FEATURED POET: Mike Hiler is a ceramic artist and writer who lives in Washington State. He is a former public school teacher, fire lookout, Wilderness Ranger, and managed National Forest Wilderness in the Washington Cascades for a number of years. His featured book, Listos is the second book he has published with Cave Moon Press and we are excited.
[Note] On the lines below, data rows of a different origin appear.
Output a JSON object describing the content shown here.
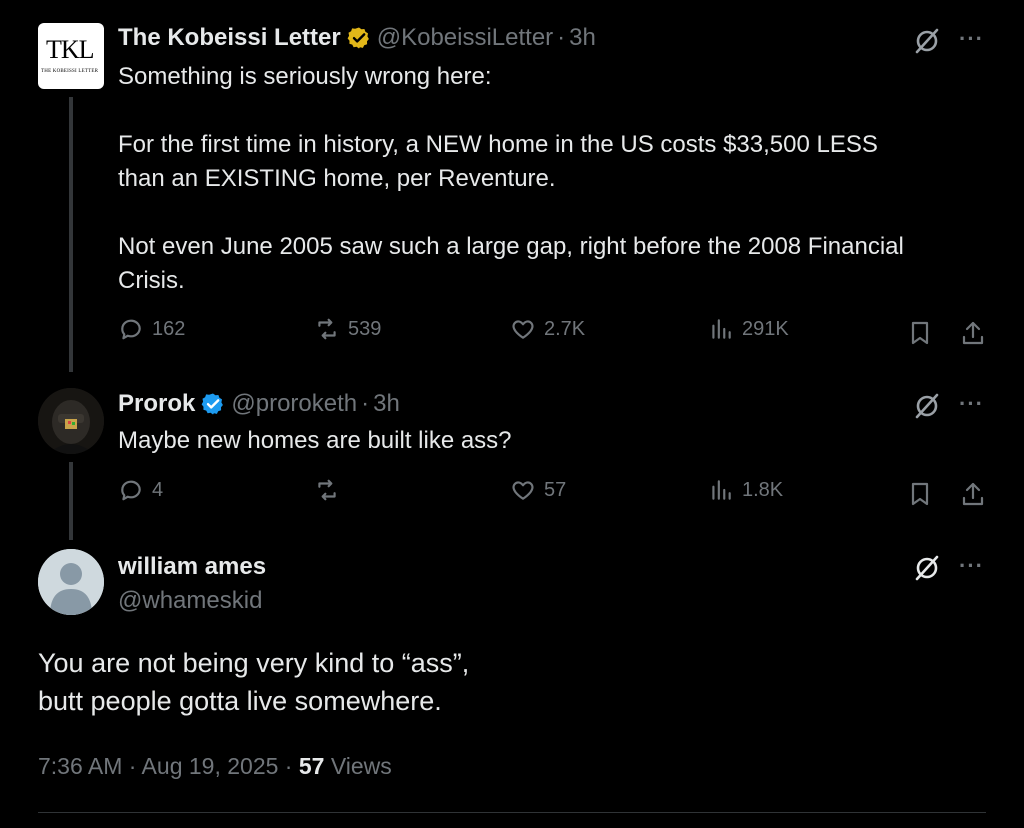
{
  "tweets": [
    {
      "display_name": "The Kobeissi Letter",
      "handle": "@KobeissiLetter",
      "time": "3h",
      "avatar_text": "TKL",
      "avatar_small_text": "THE KOBEISSI LETTER",
      "verified_badge": "gold",
      "text_lines": [
        "Something is seriously wrong here:",
        "For the first time in history, a NEW home in the US costs $33,500 LESS",
        "than an EXISTING home, per Reventure.",
        "Not even June 2005 saw such a large gap, right before the 2008 Financial",
        "Crisis."
      ],
      "replies": "162",
      "reposts": "539",
      "likes": "2.7K",
      "views": "291K"
    },
    {
      "display_name": "Prorok",
      "handle": "@proroketh",
      "time": "3h",
      "verified_badge": "blue",
      "text": "Maybe new homes are built like ass?",
      "replies": "4",
      "reposts": "",
      "likes": "57",
      "views": "1.8K"
    },
    {
      "display_name": "william ames",
      "handle": "@whameskid",
      "text_lines": [
        "You are not being very kind to “ass”,",
        "butt people gotta live somewhere."
      ],
      "time_full": "7:36 AM · Aug 19, 2025 · ",
      "views_count": "57",
      "views_label": "Views"
    }
  ],
  "separator": "·",
  "more_label": "···",
  "colors": {
    "gold_badge": "#e2b719",
    "blue_badge": "#1d9bf0",
    "background": "#000000",
    "muted": "#71767b"
  }
}
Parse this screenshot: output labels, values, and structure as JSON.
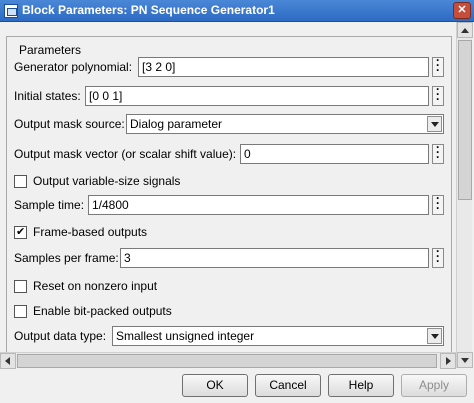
{
  "window": {
    "title": "Block Parameters: PN Sequence Generator1",
    "close_glyph": "✕"
  },
  "panel": {
    "legend": "Parameters"
  },
  "fields": {
    "generator_polynomial": {
      "label": "Generator polynomial:",
      "value": "[3 2 0]"
    },
    "initial_states": {
      "label": "Initial states:",
      "value": "[0 0 1]"
    },
    "output_mask_source": {
      "label": "Output mask source:",
      "value": "Dialog parameter"
    },
    "output_mask_vector": {
      "label": "Output mask vector (or scalar shift value):",
      "value": "0"
    },
    "output_variable_size": {
      "label": "Output variable-size signals",
      "checked": false
    },
    "sample_time": {
      "label": "Sample time:",
      "value": "1/4800"
    },
    "frame_based_outputs": {
      "label": "Frame-based outputs",
      "checked": true
    },
    "samples_per_frame": {
      "label": "Samples per frame:",
      "value": "3"
    },
    "reset_on_nonzero": {
      "label": "Reset on nonzero input",
      "checked": false
    },
    "enable_bit_packed": {
      "label": "Enable bit-packed outputs",
      "checked": false
    },
    "output_data_type": {
      "label": "Output data type:",
      "value": "Smallest unsigned integer"
    }
  },
  "buttons": {
    "ok": "OK",
    "cancel": "Cancel",
    "help": "Help",
    "apply": "Apply"
  },
  "colors": {
    "titlebar": "#2d6bc4",
    "dialog_bg": "#f0f0f0",
    "disabled_text": "#8d8d8d"
  },
  "icons": {
    "window": "block-parameters-icon",
    "field_menu": "vertical-ellipsis-icon",
    "dropdown": "chevron-down-icon"
  }
}
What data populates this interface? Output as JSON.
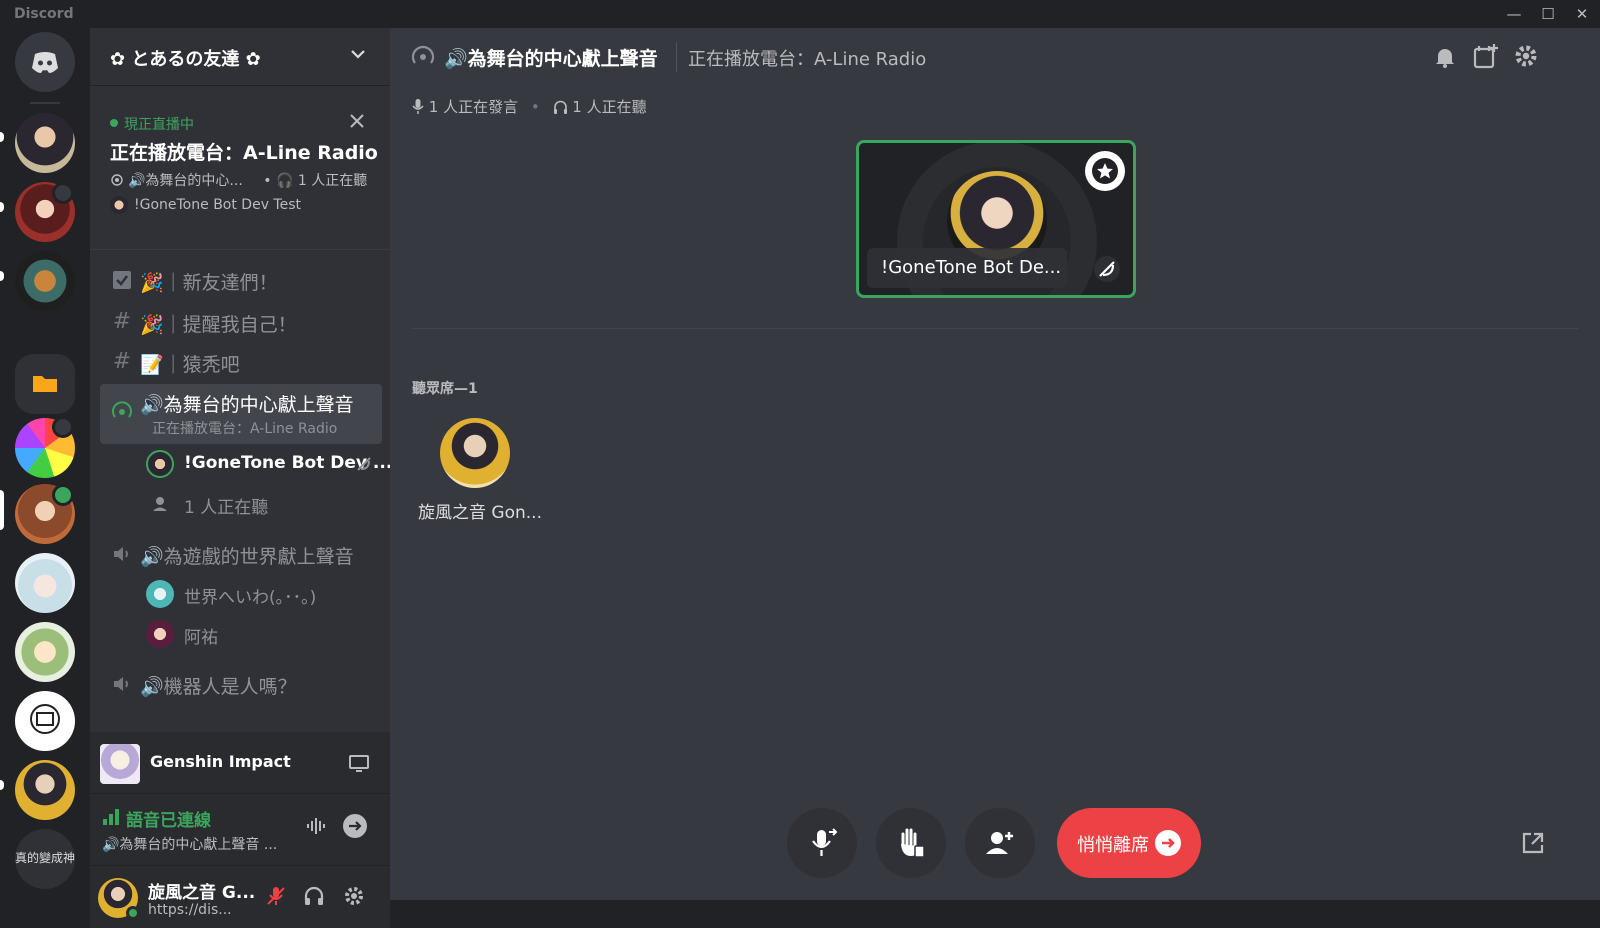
{
  "window": {
    "app_name": "Discord",
    "minimize": "—",
    "maximize": "☐",
    "close": "✕"
  },
  "rail": {
    "servers": [
      {
        "name": "server-avatar-1"
      },
      {
        "name": "server-avatar-2"
      },
      {
        "name": "server-avatar-3"
      },
      {
        "name": "server-avatar-4"
      },
      {
        "name": "server-avatar-5"
      },
      {
        "name": "server-avatar-6"
      },
      {
        "name": "server-avatar-7"
      },
      {
        "name": "server-avatar-8"
      },
      {
        "name": "server-avatar-9"
      }
    ],
    "bottom_label": "真的變成神"
  },
  "guild": {
    "name": "✿ とあるの友達 ✿"
  },
  "live": {
    "status": "現正直播中",
    "title": "正在播放電台：A-Line Radio",
    "channel": "🔊為舞台的中心...",
    "listeners": "• 🎧 1 人正在聽",
    "host": "!GoneTone Bot Dev Test"
  },
  "channels": [
    {
      "label": "🎉｜新友達們！"
    },
    {
      "label": "🎉｜提醒我自己！"
    },
    {
      "label": "📝｜猿秃吧"
    },
    {
      "label": "🔊為舞台的中心獻上聲音",
      "sub": "正在播放電台：A-Line Radio"
    },
    {
      "label": "🔊為遊戲的世界獻上聲音"
    },
    {
      "label": "🔊機器人是人嗎？"
    }
  ],
  "stage_users": [
    {
      "name": "!GoneTone Bot Dev ..."
    },
    {
      "name": "1 人正在聽"
    }
  ],
  "voice_users": [
    {
      "name": "世界へいわ(｡･･｡)"
    },
    {
      "name": "阿祐"
    }
  ],
  "activity": {
    "game": "Genshin Impact"
  },
  "voice_panel": {
    "status": "語音已連線",
    "channel": "🔊為舞台的中心獻上聲音 ..."
  },
  "user_panel": {
    "name": "旋風之音 G...",
    "status": "https://dis..."
  },
  "topbar": {
    "channel": "🔊為舞台的中心獻上聲音",
    "topic": "正在播放電台：A-Line Radio"
  },
  "stats": {
    "speaking": "1 人正在發言",
    "listening": "1 人正在聽"
  },
  "speaker": {
    "name": "!GoneTone Bot De..."
  },
  "audience": {
    "label": "聽眾席—1",
    "users": [
      {
        "name": "旋風之音 Gon..."
      }
    ]
  },
  "controls": {
    "leave_label": "悄悄離席"
  },
  "colors": {
    "accent_green": "#3ba55d",
    "danger": "#ed4245",
    "blurple": "#5865f2"
  }
}
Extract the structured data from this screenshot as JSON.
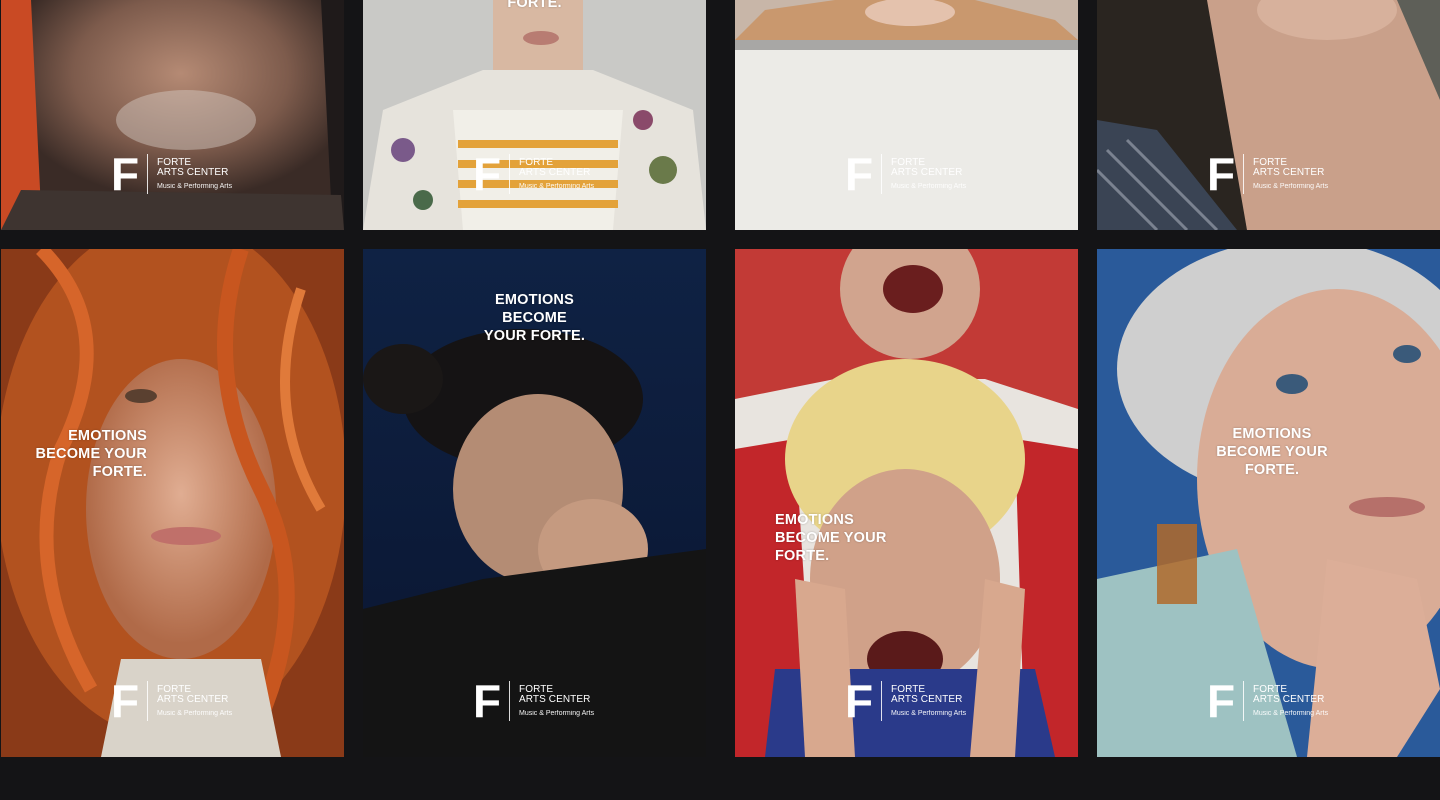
{
  "brand": {
    "mark": "F",
    "name_line1": "FORTE",
    "name_line2": "ARTS CENTER",
    "tagline": "Music & Performing Arts"
  },
  "posters": [
    {
      "id": "p1",
      "subject": "Older man face",
      "headline": ""
    },
    {
      "id": "p2",
      "subject": "Young man in floral shirt",
      "headline": "FORTE."
    },
    {
      "id": "p3",
      "subject": "Woman in white sweater",
      "headline": ""
    },
    {
      "id": "p4",
      "subject": "Woman neck and shoulder",
      "headline": ""
    },
    {
      "id": "p5",
      "subject": "Curly red-haired woman",
      "headline": "EMOTIONS\nBECOME YOUR\nFORTE."
    },
    {
      "id": "p6",
      "subject": "Woman with eyes closed holding nose",
      "headline": "EMOTIONS\nBECOME\nYOUR FORTE."
    },
    {
      "id": "p7",
      "subject": "Two people screaming",
      "headline": "EMOTIONS\nBECOME YOUR\nFORTE."
    },
    {
      "id": "p8",
      "subject": "Smiling older woman",
      "headline": "EMOTIONS\nBECOME YOUR\nFORTE."
    }
  ],
  "colors": {
    "background": "#141416",
    "text": "#ffffff"
  }
}
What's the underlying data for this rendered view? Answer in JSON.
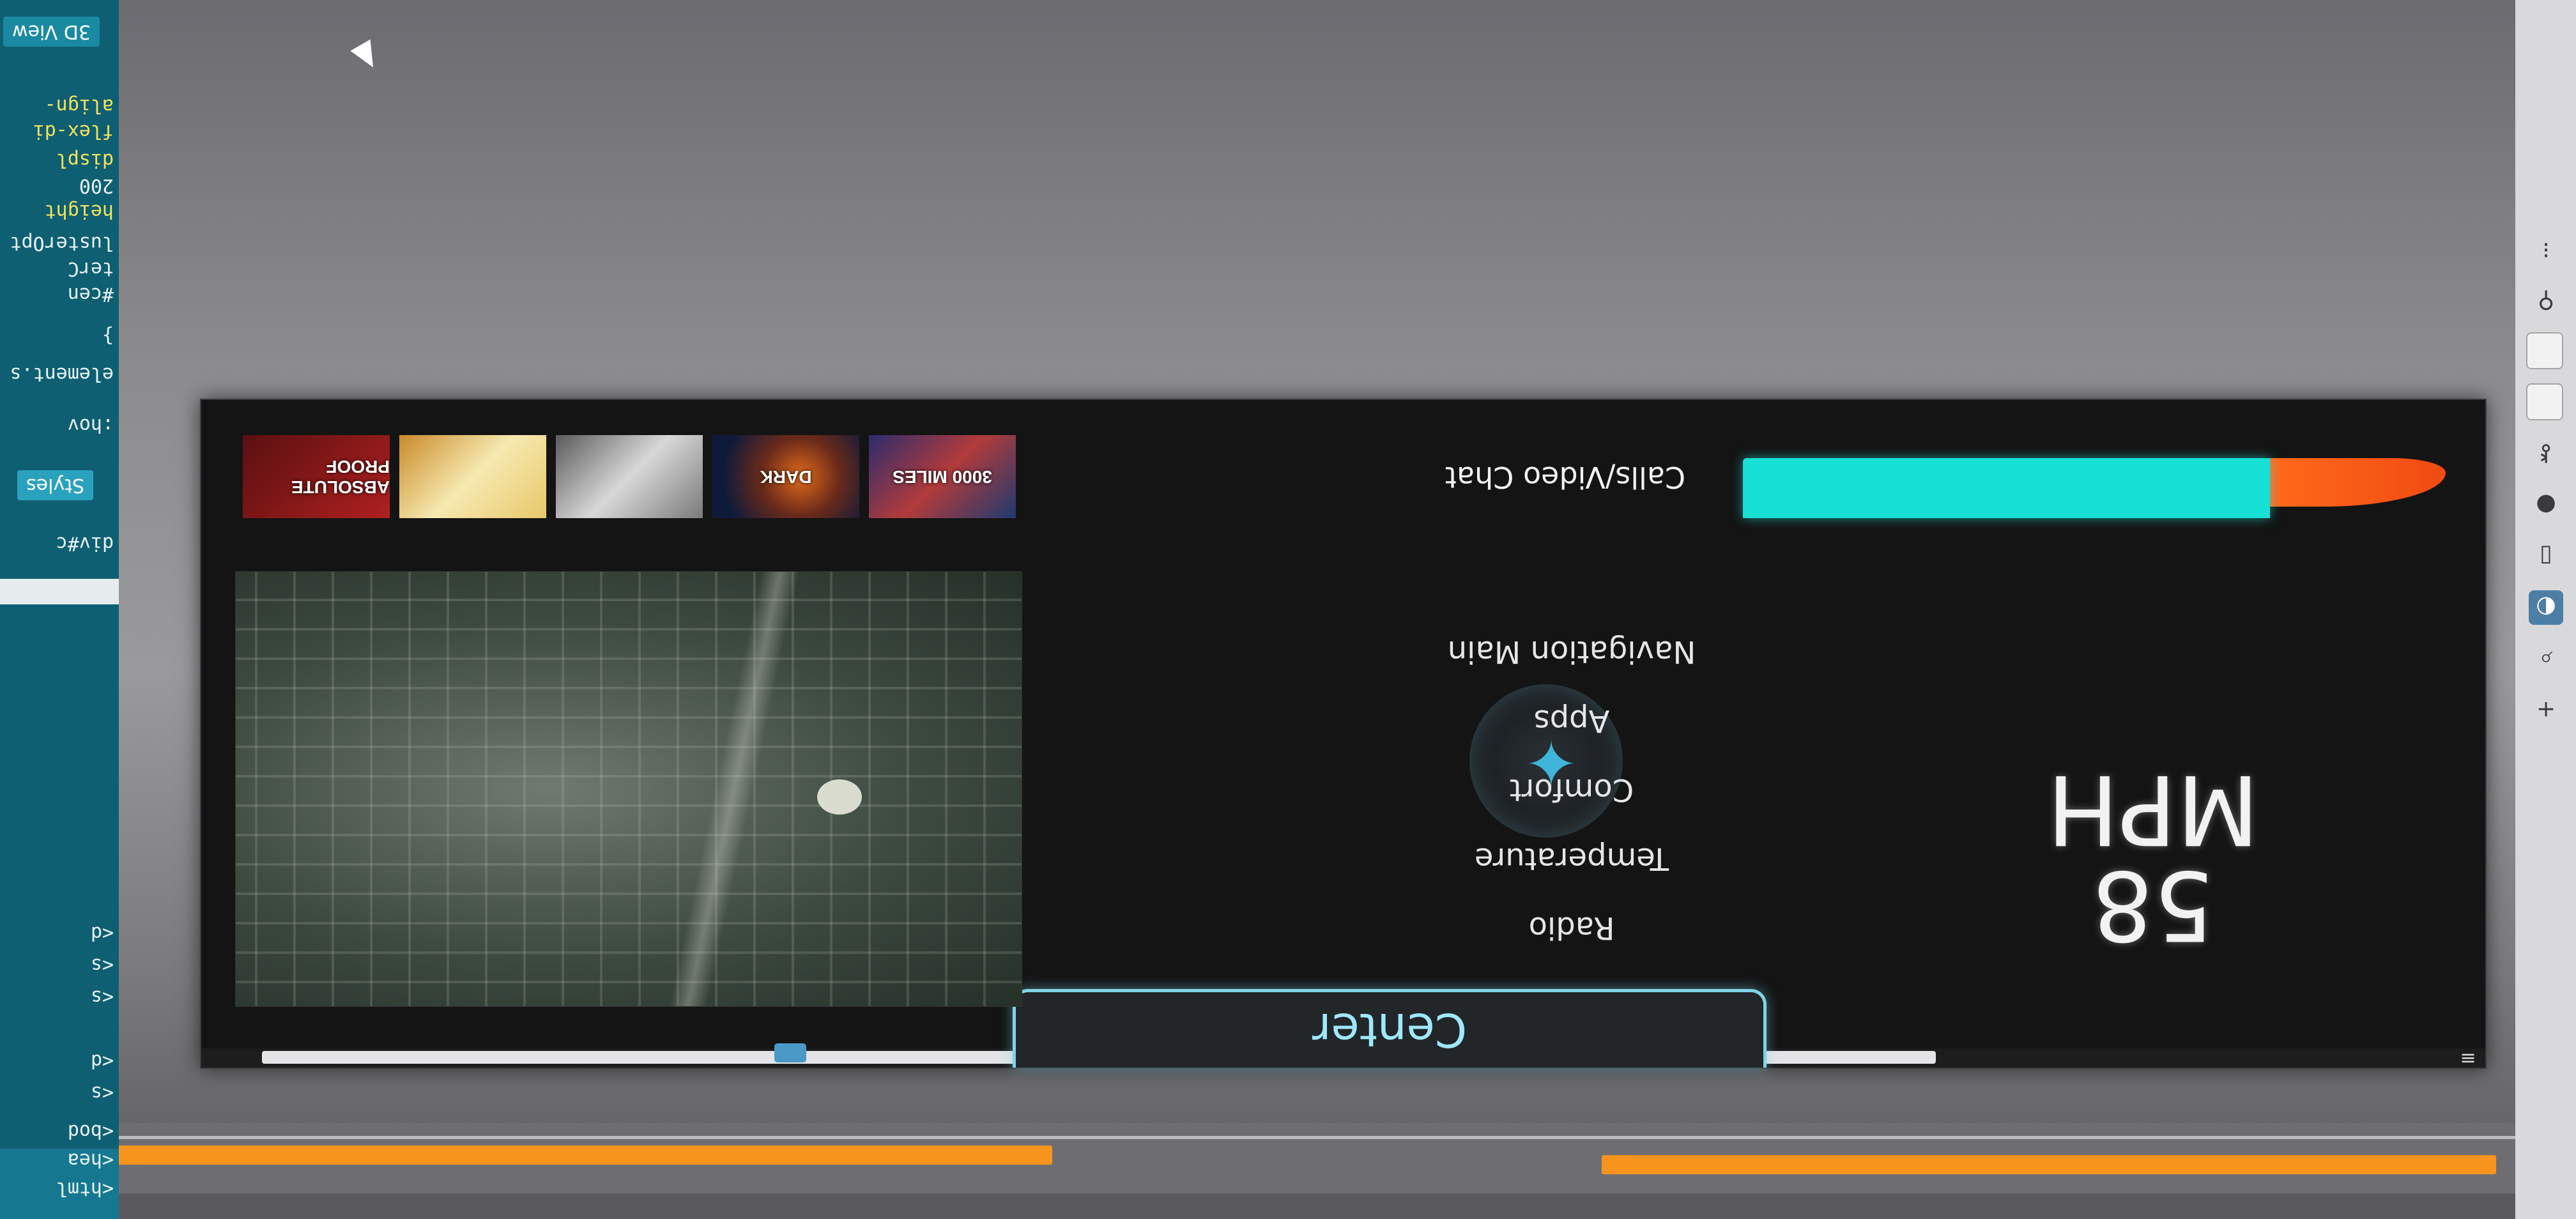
{
  "app": {
    "speed_value": "58",
    "speed_unit": "MPH",
    "center_tab": "Center",
    "menu": [
      "Radio",
      "Temperature",
      "Comfort",
      "Apps",
      "Navigation Main",
      "Calls/Video Chat"
    ],
    "progress_fraction": 0.75,
    "media_cards": [
      {
        "label": "3000 MILES"
      },
      {
        "label": "DARK"
      },
      {
        "label": ""
      },
      {
        "label": ""
      },
      {
        "label": "ABSOLUTE PROOF"
      }
    ],
    "colors": {
      "accent_cyan": "#17e0d4",
      "accent_orange": "#f04a12",
      "tab_border": "#7fd3e6"
    }
  },
  "devtools": {
    "view_button": "3D View",
    "styles_tab": "Styles",
    "hov_filter": ":hov",
    "selected_node": "div#c",
    "css_lines": [
      "element.s",
      "}",
      "#cen",
      "terC",
      "lusterOpt",
      "height",
      "200",
      "displ",
      "flex-di",
      "align-"
    ],
    "dom_lines": [
      "<html",
      "<hea",
      "<bod",
      "<s",
      "<d",
      "<s",
      "<s",
      "<d"
    ]
  },
  "icons": [
    "menu-icon",
    "plus-icon",
    "cursor-icon"
  ]
}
Check out Buckskin Larch and Bedrock (2010) at cavemoonpress.com
Elegy for Spruce Creek
Spruce Creek, where the tangle of ridge
and rock are context for
The Raven, high elevation sage,
and a tuft of deer fluff.
You won’t smell smoke
from the sheepherder’s camp fire
or be welcomed by his dogs
across a blanket of Pine grass.
It’s just as well.
The bears here are timid,
the larch snags reach
to the blue sky backdrop
from this bastion ridge
Holding up larger mountains.
Choice:
You have been given a choice
that clearly defines
opposites
and sustains the moment.
You will choose
and your choice will be correct,
the only alternative
among opposites,
Which will someday be wrong
when time
changes the question.
That was the choice
you were given
when you first sought
to understand.
That was the choice
you overlooked.
WRITE YOUR POEM!
"Spruce Creek, where the tangle of ridge
and rock are context for
The Raven, high elevation sage,
and a tuft of deer fluff."
Location, location, location the realtors tell us is the grand value of a piece of property.
The odd thing about poetry is that location can turn into metaphor or just be a statement of witness. Witness to the inner life, or witness to an event, or exterior marker. Rural poets thrive off of Whitman's dictums about grass. Urban poets find a different landscape. Still other poets reject landscape and use poetic structures and forms.
What are you using in your current poem? Location? Metaphor for an inner life? Witness of another time and place? Write your poem on a fallen leaf and watch it flow down the river.